Wouldn't have the beersmith file hanging around?

Cheers


----------



## lael (8/6/14)

Hi Tate,

Worked out really nicely. Too sweet - I would drop the carahell down to 2% maybe even less. I wonder if the perceived sweetness of MGSA is from the hops, not from malt at all. I had my attempt side by side with a feral sly fox last night. The malt bill was almost identical in taste apart from sweetness. Hops in sly fox are different - I'm guessing Nelson Sauvin and Galaxy, maybe something else in there too. The MGSA clone attempt is delicious... the one I pitched with US05 was more clean and dry than the Conan pitched one. But, the Conan one was better - more rounded flavour and better balanced. Overwhelming feedback I would give is to cut the carahell.

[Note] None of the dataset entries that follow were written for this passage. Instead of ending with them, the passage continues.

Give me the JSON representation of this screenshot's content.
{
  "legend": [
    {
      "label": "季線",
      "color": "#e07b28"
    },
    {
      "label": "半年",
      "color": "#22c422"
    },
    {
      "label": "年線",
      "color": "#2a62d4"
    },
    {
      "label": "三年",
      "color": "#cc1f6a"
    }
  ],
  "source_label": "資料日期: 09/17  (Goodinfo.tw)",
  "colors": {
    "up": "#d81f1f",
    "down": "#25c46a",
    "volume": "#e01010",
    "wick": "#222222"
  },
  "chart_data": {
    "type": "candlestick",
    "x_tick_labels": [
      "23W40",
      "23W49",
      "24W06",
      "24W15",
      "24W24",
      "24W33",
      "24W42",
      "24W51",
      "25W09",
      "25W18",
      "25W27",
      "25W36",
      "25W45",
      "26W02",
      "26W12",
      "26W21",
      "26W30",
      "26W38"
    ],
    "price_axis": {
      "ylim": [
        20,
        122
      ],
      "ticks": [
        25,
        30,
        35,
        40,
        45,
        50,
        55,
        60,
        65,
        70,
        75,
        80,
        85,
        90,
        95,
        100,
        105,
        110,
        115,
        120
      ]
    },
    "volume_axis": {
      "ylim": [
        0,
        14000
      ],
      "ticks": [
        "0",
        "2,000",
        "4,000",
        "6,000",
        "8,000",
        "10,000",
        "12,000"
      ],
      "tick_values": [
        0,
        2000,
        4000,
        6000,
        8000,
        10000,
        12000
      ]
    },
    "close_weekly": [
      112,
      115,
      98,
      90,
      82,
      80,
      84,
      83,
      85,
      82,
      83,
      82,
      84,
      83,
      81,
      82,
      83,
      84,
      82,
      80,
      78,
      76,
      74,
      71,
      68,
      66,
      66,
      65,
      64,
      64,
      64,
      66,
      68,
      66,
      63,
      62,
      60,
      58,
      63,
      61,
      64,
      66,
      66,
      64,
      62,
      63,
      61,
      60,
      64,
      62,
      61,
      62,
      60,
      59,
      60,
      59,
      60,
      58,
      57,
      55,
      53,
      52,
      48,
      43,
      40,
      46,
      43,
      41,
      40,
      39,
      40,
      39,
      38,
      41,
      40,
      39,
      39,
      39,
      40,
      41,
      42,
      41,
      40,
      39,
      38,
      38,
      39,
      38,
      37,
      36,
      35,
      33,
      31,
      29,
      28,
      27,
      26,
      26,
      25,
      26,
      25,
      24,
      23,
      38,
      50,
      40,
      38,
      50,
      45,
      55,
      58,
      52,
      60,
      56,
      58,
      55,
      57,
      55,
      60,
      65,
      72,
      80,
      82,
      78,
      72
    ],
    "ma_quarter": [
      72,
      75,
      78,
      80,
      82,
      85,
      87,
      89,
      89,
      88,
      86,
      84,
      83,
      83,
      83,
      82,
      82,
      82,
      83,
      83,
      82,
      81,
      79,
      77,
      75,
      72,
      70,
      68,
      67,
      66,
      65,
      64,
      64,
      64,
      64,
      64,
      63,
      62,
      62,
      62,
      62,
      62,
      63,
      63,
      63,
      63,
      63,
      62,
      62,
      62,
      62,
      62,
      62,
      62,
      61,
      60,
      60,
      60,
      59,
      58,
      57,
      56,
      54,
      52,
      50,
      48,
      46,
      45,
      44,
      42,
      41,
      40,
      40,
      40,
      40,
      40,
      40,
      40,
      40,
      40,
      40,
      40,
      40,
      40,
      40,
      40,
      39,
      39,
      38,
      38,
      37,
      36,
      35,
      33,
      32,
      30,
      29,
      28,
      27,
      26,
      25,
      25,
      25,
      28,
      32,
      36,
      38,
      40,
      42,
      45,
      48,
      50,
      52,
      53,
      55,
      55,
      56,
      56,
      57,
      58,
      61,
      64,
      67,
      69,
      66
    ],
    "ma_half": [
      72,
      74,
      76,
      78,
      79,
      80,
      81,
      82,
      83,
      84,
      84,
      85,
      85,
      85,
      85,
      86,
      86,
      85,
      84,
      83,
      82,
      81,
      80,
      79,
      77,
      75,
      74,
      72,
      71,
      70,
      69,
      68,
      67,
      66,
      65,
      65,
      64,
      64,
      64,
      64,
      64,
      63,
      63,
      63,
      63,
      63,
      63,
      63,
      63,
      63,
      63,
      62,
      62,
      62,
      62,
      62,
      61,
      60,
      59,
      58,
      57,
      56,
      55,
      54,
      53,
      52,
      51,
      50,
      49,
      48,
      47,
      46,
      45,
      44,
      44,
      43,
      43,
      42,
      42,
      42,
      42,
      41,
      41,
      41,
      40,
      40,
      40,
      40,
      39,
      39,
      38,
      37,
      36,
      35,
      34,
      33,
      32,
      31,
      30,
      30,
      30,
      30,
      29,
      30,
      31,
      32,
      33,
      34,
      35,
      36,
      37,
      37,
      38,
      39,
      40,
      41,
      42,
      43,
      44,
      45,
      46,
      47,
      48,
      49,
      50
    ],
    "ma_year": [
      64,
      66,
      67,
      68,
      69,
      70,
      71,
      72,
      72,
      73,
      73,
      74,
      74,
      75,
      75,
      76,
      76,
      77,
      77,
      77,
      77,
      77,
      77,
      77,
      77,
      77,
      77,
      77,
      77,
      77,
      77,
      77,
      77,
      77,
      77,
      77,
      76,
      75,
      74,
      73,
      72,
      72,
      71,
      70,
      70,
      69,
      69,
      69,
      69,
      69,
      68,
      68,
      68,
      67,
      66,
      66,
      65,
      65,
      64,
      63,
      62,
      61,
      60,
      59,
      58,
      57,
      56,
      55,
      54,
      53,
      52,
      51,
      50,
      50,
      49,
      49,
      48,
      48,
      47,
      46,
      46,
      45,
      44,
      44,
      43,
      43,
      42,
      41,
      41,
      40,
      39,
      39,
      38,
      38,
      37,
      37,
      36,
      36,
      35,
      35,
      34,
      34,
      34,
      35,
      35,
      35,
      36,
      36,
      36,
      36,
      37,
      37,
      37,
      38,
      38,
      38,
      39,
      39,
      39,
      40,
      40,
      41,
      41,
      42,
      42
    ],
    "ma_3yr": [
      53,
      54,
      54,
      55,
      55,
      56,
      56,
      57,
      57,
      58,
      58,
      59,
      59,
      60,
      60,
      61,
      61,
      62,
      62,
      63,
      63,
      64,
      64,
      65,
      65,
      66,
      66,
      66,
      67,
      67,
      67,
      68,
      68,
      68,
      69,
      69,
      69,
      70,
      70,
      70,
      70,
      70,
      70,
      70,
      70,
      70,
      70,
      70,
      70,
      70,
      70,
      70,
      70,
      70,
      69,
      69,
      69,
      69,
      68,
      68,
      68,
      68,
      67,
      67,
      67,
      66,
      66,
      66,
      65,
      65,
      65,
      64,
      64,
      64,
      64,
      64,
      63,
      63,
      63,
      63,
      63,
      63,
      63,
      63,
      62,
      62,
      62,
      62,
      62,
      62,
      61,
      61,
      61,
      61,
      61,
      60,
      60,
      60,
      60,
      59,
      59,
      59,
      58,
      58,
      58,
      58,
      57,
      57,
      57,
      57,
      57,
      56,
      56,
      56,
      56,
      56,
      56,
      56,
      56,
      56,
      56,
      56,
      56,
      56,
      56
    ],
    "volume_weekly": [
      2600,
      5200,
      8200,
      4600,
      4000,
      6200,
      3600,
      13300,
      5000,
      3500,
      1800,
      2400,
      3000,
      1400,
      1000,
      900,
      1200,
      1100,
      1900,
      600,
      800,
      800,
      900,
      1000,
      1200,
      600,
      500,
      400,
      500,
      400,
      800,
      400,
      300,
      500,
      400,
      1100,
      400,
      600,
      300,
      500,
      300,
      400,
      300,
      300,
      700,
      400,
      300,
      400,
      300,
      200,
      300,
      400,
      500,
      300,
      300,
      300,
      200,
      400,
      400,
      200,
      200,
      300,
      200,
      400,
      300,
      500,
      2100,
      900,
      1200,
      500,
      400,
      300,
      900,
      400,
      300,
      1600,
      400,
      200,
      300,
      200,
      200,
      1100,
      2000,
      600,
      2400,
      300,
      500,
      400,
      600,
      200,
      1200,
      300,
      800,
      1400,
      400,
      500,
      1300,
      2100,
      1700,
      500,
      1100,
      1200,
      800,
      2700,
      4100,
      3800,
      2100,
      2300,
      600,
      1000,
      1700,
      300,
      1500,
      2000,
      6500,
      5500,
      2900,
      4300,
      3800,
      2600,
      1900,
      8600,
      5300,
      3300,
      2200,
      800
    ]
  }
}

The clone attempt I made - I couldn't chill fast enough so it was a problem - didn't get as fresh hop flavour as wanted and dry hopped and did a hop tea. I would up the nelson sauvin late. I didn't use pacifica. Dry hop two days only and then taste.

Let me know how it goes! 

View attachment MGSA attempt.bsmx


----------



## Danicomix (18/6/22)

I resume this thread....what Is the last clone recipe???
Thanks
Daniele






lael said:


> Hi Tate,
> 
> Worked out really nicely. Too sweet - I would drop the carahell down to 2% maybe even less. I wonder if the perceived sweetness of MGSA is from the hops, not from malt at all. I had my attempt side by side with a feral sly fox last night. The malt bill was almost identical in taste apart from sweetness. Hops in sly fox are different - I'm guessing Nelson Sauvin and Galaxy, maybe something else in there too. The MGSA clone attempt is delicious... the one I pitched with US05 was more clean and dry than the Conan pitched one. But, the Conan one was better - more rounded flavour and better balanced. Overwhelming feedback I would give is to cut the carahell.
> 
> ...


----------



## Danicomix (18/6/22)

lael said:


> Hi Tate,
> 
> Worked out really nicely. Too sweet - I would drop the carahell down to 2% maybe even less. I wonder if the perceived sweetness of MGSA is from the hops, not from malt at all. I had my attempt side by side with a feral sly fox last night. The malt bill was almost identical in taste apart from sweetness. Hops in sly fox are different - I'm guessing Nelson Sauvin and Galaxy, maybe something else in there too. The MGSA clone attempt is delicious... the one I pitched with US05 was more clean and dry than the Conan pitched one. But, the Conan one was better - more rounded flavour and better balanced. Overwhelming feedback I would give is to cut the carahell.
> 
> ...


I resume this thread....what Is the last clone recipe???
Thanks
Daniele


----------